Authors and/or publishers kindly sent me these new books this month:
Wondrous Truths: The Improbable Triumph of Modern Science by J.D. Trout (Oxford University Press, 2016).
Aristotle, Metaphysics, translated with introduction & notes by C.D.C. Reeve (Hackett, 2016).
Applicative Justice: A Pragmatic Empirical Approach to Racial Injustice by Naomi Zack (Rowman & Littlefield, 2016).
Victims' Stories and the Advancement of Human Rights by Diana Tietjens Meyers (Oxford University Press, 2016).
The Routledge Companion to Philosophy of Literature edited by Noel Carroll & John Gibson (Routledge, 2016).

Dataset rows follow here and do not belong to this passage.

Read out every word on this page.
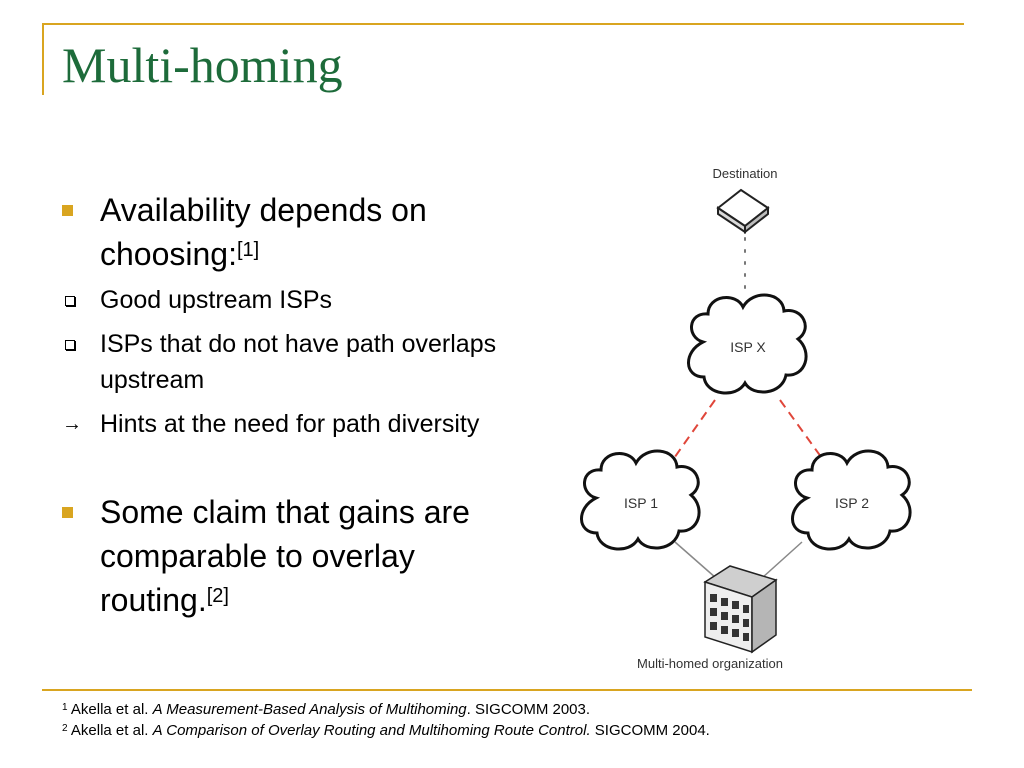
Multi-homing
Availability depends on choosing:[1]
Good upstream ISPs
ISPs that do not have path overlaps upstream
→ Hints at the need for path diversity
Some claim that gains are comparable to overlay routing.[2]
Destination
ISP X
ISP 1	ISP 2
Multi-homed organization
$^1$ Akella et al. A Measurement-Based Analysis of Multihoming. SIGCOMM 2003.
$^2$ Akella et al. A Comparison of Overlay Routing and Multihoming Route Control. SIGCOMM 2004.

Moral and Intellectual Virtues in Western and Chinese Philosophy: The Turn Toward Virtue edited by Chienkuo Mi, Michael Slote & Ernest Sosa (Routledge, 2016).
On Obama by Paul C. Taylor (Routledge, 2016).
Plotinus, Ennead IV.7: On the Immorality of the Soul trans. with intro. & commentary by Barrie Fleet (Parmenides Publishing, 2016).
Debates in Nineteenth-Century European Philosophy: Essential Readings and Contemporary Responses edited by Kristin Gjesdal (Routledge, 2016).
Philosophy Coms to Dinner: Arguments about the Ethics of Eating edited by Andrew Chignell, Terence Cuneo & Matthew C. Halteman (Routledge, 2016).
Markets Without Limits: Moral Virtues and Commercial Interests by Jason Brennan & Peter M. Jaworski (Routledge, 2016).
Philosophy for Graduate Students: Metaphysics and Epistemology by Alex Broadbent (Routledge, 2016).
Good Neighbors: The Democracy of Everyday Life in America by Nancy L. Rosenblum (Princeton University Press, 2016).
Values and Vaccine Refusal: Hard Questions in Ethics, Epistemology, and Health Care by Mark Navin (Routledge, 2016).
I want to add a special plug for Prof. Broadbent's book, which I've been reading around in for the last week. What Martin Kusch (Vienna) says on the dustjacket is exactly right, so let me just quote Martin:
This is the kind of book I wish I had had access to when starting off as a graduate student in philosophy. Broadbent gives wonderfully clear accounts of the central topics in contemporary epistemology and metaphysics Every graduate student in the field will benefit from it--as will advanced undergraduates (and their teachers).
Let me add that singling out Broadbent is not to denigrate any of the other books this month--I just haven't gotten a chance to read any of the others, but was sufficiently impressed by the value of what Broadbent has done, that I wanted to flag it.